Laurice Shelven Adegunwa (MS18) and Jen Allen (MS16), both consultants at Slalom consulting, gave a workshop on imposter syndrome during the class Learning and Organiza-tional Change in the Field. Their workshop was funded by a Northwestern University YourLife Wellness Grant. 

“Organizations need to take ownership of the culture and settings they create,” says Michelle Albaugh (PhD15), associate director of coaching in SESP’s Master’s in Learning and Organizational Change Program. To combat imposter syndrome—whether it’s where you work or where you learn—“focus on learning over pure performance, visualize success, and have a growth mindset,” she says. 

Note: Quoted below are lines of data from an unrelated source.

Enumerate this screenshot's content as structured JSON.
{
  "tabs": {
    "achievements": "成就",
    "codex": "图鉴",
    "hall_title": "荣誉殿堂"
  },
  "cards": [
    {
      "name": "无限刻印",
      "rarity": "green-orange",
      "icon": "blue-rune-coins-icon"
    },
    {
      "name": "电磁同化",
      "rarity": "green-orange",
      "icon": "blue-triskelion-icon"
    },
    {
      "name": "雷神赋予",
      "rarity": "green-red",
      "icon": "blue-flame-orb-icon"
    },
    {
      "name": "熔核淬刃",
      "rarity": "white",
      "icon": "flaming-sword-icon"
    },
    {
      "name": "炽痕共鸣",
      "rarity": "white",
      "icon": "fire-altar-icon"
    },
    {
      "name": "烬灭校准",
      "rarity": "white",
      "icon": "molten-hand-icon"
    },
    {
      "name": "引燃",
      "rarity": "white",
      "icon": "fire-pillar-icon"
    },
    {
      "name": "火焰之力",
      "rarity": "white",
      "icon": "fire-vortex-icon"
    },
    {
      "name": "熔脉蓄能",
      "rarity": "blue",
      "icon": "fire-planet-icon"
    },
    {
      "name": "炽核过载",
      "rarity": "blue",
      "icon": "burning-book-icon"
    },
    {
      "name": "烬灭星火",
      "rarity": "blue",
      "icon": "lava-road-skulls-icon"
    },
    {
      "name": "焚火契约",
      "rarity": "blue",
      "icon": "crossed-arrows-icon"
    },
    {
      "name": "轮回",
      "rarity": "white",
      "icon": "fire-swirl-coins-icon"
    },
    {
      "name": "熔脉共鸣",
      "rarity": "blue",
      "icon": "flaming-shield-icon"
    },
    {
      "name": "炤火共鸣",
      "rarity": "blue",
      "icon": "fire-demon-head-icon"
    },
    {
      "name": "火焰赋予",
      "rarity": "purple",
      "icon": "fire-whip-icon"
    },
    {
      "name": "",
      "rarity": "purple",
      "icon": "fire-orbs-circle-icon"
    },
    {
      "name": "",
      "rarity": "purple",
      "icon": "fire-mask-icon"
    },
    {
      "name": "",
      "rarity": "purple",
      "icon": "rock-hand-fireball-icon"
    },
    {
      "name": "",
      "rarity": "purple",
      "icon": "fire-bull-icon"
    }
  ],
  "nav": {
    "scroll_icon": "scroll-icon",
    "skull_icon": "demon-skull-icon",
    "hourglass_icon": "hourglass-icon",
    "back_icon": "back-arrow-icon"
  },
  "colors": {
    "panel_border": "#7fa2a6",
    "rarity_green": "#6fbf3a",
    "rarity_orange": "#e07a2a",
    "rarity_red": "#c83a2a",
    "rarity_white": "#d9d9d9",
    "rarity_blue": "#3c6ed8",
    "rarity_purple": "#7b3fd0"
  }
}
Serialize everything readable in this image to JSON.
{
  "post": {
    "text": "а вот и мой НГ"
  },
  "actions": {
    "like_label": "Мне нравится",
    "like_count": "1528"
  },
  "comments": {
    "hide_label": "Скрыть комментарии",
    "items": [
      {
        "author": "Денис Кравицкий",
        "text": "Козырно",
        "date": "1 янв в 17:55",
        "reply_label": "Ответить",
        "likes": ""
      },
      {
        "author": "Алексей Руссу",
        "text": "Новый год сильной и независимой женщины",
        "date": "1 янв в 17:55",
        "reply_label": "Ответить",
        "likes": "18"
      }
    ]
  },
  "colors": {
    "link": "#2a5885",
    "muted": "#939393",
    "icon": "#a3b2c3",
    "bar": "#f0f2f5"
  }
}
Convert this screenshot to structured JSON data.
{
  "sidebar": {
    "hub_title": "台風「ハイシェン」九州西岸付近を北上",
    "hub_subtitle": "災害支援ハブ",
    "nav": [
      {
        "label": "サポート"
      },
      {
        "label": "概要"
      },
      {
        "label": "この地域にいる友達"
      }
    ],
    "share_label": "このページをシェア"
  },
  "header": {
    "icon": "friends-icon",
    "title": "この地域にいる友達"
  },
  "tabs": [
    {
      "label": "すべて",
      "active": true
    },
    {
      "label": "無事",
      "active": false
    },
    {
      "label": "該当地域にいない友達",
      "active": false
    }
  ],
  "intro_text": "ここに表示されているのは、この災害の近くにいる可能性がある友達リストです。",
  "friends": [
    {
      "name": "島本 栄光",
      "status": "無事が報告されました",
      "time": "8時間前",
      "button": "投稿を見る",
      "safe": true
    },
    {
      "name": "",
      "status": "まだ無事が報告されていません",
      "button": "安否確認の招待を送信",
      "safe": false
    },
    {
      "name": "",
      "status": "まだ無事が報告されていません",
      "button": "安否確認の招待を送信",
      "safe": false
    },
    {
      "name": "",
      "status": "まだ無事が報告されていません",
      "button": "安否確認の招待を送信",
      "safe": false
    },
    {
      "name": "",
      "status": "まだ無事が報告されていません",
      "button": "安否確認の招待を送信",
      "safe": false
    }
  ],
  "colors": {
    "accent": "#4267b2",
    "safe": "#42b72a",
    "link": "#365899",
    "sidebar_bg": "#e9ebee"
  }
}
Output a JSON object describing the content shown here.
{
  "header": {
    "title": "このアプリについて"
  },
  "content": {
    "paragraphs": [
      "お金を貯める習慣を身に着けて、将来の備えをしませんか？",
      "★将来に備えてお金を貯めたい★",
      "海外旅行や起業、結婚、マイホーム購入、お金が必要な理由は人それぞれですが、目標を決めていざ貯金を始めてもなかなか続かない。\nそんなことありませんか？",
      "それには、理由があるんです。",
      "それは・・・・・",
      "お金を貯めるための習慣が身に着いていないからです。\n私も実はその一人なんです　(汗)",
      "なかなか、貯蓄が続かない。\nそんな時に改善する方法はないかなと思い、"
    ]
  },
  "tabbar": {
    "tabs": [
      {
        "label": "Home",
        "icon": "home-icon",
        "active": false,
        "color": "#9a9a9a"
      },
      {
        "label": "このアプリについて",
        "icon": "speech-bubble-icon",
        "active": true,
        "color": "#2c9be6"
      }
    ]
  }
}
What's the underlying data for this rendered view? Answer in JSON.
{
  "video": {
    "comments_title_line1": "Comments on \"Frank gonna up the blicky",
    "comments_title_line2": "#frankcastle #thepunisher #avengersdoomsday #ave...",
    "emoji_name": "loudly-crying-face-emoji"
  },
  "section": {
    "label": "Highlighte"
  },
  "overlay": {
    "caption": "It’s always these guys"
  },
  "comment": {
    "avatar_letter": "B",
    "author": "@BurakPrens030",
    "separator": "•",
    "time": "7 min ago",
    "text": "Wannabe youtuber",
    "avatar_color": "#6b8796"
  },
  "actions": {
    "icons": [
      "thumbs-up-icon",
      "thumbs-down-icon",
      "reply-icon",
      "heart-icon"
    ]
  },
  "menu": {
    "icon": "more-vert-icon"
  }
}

So does the feeling ever end?

Fiat loves what she does at Cincinnati Children’s Hospital Medical Center—providing behavioral health prevention and intervention services to young children and their families. Supplies for Dreams, the nonprofit she cofounded in her teens, is thriving, and she serves in an advisory capacity as vice president of its board of directors. 

There are still times when she wonders to herself, “Do I belong here? Am I a phony? Will they realize they made a mistake in choosing me?”

To Fiat’s credit, she says she is learning to regard her self-doubts not as symptoms of a chronic syndrome but as “occasional imposter thoughts.” 

And it helps a great deal, she says, to have supportive colleagues and mentors who “remind me that discomfort is a sign of growth.” 


Institutional and social contexts matter

Everyday racial microaggressions, such as the presumption that one is less intelligent or accomplished, can play a role in imposter syndrome, says SESP professor Emma Adam, a developmental psychologist whose research suggests that stress associated with racial discrimination adversely affects both physical and mental health in adolescents and young adults. 

Helping adolescents develop positive feelings about their identities can reduce the stress from discrimination and improve both their health and their success in school. “A strong ethnic or racial identity may be an important source of feelings of social acceptance and belonging,” Adam says. 

Institutions that help young people recognize their backgrounds as strengths rather than liabilities encourage more equitable student experiences, according to research by SESP’s Mesmin Destin and Shirin Vossoughi, associate professor of learning sciences. Their study “Elevating the Objectives of Higher Education to Effectively Serve Students from Diverse Socioeconomic Backgrounds” appeared in Policy Insights from the Behavioral and Brain Sciences.